If anyone could see her now, they’d think she was crazy, and perhaps she was: a lonely woman standing half-crazed at the shoreline, stuck in every sense of the word. Then she turned and walked home, leaving the dark of evening behind her.
The cottage was scarily silent and she went around turning on all the lights, anything to create a sense of warmth. In the sitting room, she picked up her knitting bag and looked forlornly at the tumbled skeins of coloured wools that perched on top.
She couldn’t bear the thought of the television or even the radio. But she might knit. Knitting somehow soothed her mind. It was a newish hobby. Newish in that she’d knitted things years ago: slippers, baby clothes, blankets for Beth’s dolls. But she’d never been much of an expert.
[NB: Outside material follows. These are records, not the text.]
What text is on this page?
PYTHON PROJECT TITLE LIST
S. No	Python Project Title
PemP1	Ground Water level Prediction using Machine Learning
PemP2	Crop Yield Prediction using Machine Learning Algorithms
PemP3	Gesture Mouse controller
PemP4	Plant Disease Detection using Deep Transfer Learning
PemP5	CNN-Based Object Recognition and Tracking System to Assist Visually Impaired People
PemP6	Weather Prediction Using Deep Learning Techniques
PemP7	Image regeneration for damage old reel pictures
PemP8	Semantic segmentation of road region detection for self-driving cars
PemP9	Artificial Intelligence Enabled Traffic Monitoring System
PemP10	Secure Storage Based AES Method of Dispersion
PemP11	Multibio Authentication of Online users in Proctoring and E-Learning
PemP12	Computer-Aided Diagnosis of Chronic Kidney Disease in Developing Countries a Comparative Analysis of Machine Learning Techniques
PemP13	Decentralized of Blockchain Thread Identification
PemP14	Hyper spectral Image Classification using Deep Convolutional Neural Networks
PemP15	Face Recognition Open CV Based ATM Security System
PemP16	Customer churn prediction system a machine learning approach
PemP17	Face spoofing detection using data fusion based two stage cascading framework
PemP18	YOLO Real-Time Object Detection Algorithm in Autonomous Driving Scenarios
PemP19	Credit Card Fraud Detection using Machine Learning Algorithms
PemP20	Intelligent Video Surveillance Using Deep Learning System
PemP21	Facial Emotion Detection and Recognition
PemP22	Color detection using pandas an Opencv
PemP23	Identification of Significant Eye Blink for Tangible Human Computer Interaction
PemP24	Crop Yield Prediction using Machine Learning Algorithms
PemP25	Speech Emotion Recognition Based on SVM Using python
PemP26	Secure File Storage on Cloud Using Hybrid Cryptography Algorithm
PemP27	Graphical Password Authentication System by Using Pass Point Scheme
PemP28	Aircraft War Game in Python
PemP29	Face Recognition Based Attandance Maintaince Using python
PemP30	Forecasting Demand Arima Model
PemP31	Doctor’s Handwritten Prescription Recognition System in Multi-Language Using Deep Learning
She’d come back to it a year ago, after she stopped working in the garden centre and knew she needed something to occupy herself.
She’d toyed with the idea of learning another language or learning the computer, and then Marcus, her son-in-law, had helped by giving her an old laptop. Even though he apologised endlessly for its age and decrepitude, it still worked and Anneliese was thrilled with it.
‘It’s obsolete,’ he’d said apologetically.
‘It’s wonderful,’ Anneliese smiled.
‘It’s ten years old. That’s practically a dinosaur in computer terms,’ he’d gone on.
‘Like myself,’ Anneliese added, patting him on the arm.
She loved it, and surfing the Net – how she loved to say those words! – had taken her down a strange path one day to a craft site where she found all types of knitting that had nothing in common with the lumpen slippers and baby cardigans she used to make.